En este cuento Villoro continúa identificando la estructura del encuentro de fútbol con la del libro; o, para ser más exactos, con la de la vida de su protagonista: «Después de un curso rutinario (las descripciones vagas de cualquier enseñanza nocturna), Irigoyen sacó un diploma de entrenador. Pero fue en el Brindisi, un restorán cercano al estadio del Atlante, donde empezó su segundo tiempo» (p.362). En un final memorable, del que sólo citaremos una última frase que no desvela el argumento, Irigoyen navega por un río «hacia un lugar sin nadie, la punta que significaba el fin de juego» (p. 376). Los dos momentos que aquí reproducimos nos sirven para comprobar, que hay procedimientos narrativos que son una constante en la obra de un autor. Once años separan «El extremo fantasma» (1995) de Dios es redondo (2006). (¡Once! si no creyéramos en el valor mágico de los números y de las casualidades, diríamos que está hecho a propósito como un homenaje al equipo, o a la «oncena» como él dice en «El jugador zurdo»). Pero, como se ve, a pesar de los años transcurridos, los tiempos del fútbol, de los libros y de la vida, no varían en absoluto.
La identificación entre fútbol y vida llega a ser tal en el cuento que a Irigoyen le divierte pensar que la sonrisa de su amada «que siempre contradice algo» era «un tiro de penal: la finta hacia un lado, la resolución al otro» (p. 369). Se acostumbra incluso a la ironía de verse seguido por ella: «él, que despreciaba el marcaje personal, era vigilado hasta la intimidad». Y a la función secreta del estadio: «En las gradas, los hombres del petróleo encontraban a las mujeres que llegaban en canoas y balsas de los caseríos cercanos y no pagaban la entrada» (p. 368).

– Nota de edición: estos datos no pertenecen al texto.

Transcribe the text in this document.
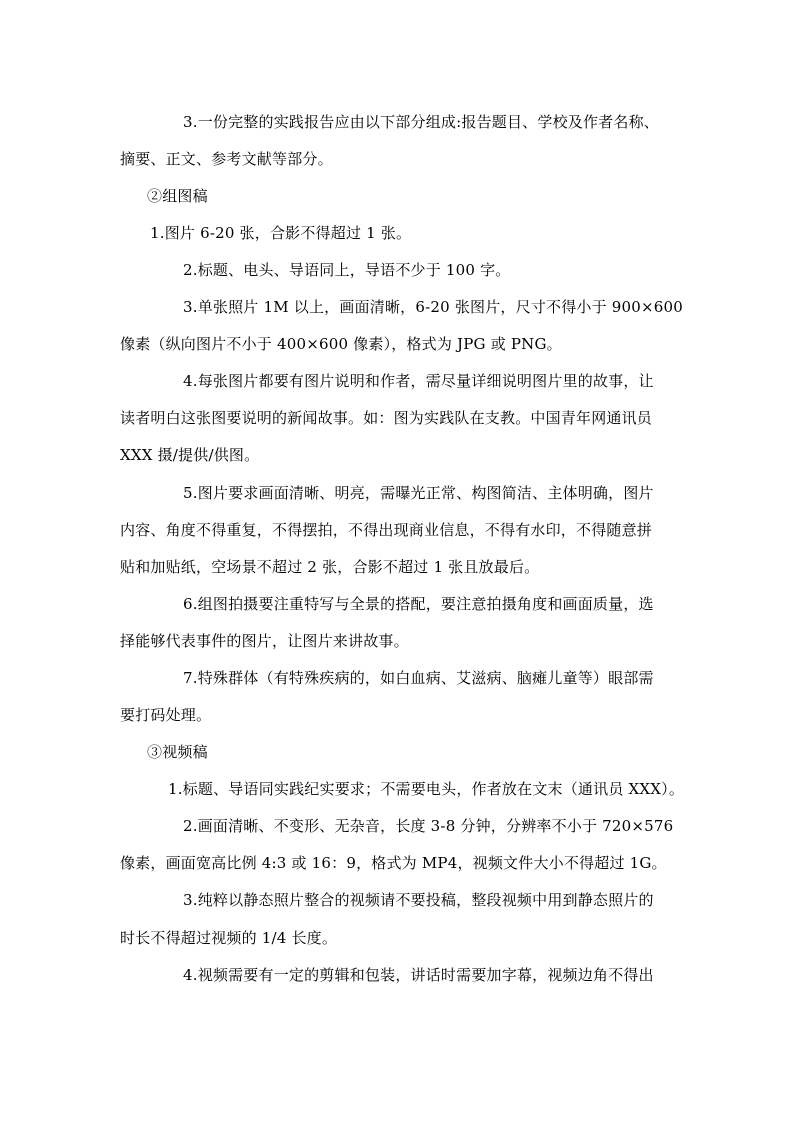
3.一份完整的实践报告应由以下部分组成:报告题目、学校及作者名称、
摘要、正文、参考文献等部分。
②组图稿
1.图片 6-20 张，合影不得超过 1 张。
2.标题、电头、导语同上，导语不少于 100 字。
3.单张照片 1M 以上，画面清晰，6-20 张图片，尺寸不得小于 900×600
像素（纵向图片不小于 400×600 像素），格式为 JPG 或 PNG。
4.每张图片都要有图片说明和作者，需尽量详细说明图片里的故事，让
读者明白这张图要说明的新闻故事。如：图为实践队在支教。中国青年网通讯员
XXX 摄/提供/供图。
5.图片要求画面清晰、明亮，需曝光正常、构图简洁、主体明确，图片
内容、角度不得重复，不得摆拍，不得出现商业信息，不得有水印，不得随意拼
贴和加贴纸，空场景不超过 2 张，合影不超过 1 张且放最后。
6.组图拍摄要注重特写与全景的搭配，要注意拍摄角度和画面质量，选
择能够代表事件的图片，让图片来讲故事。
7.特殊群体（有特殊疾病的，如白血病、艾滋病、脑瘫儿童等）眼部需
要打码处理。
③视频稿
1.标题、导语同实践纪实要求；不需要电头，作者放在文末（通讯员 XXX）。
2.画面清晰、不变形、无杂音，长度 3-8 分钟，分辨率不小于 720×576
像素，画面宽高比例 4:3 或 16：9，格式为 MP4，视频文件大小不得超过 1G。
3.纯粹以静态照片整合的视频请不要投稿，整段视频中用到静态照片的
时长不得超过视频的 1/4 长度。
4.视频需要有一定的剪辑和包装，讲话时需要加字幕，视频边角不得出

En esta preciosa imagen Villoro, quizá sin proponérselo, actualiza el mito caribe precolombino según el cual un grupo de nativas de lo que hoy es Martinica, salieron a explorar el océano y se perdieron yendo a parar a las Canarias en lo que constituye una especie de descubrimiento de América al revés (37) . Entonces, claro, la tierra no era redonda.
(37) Hay autores, como Pérez de Tudela y Bueso, que no consideran este acontecimiento un mito sino un hecho histórico comprobable.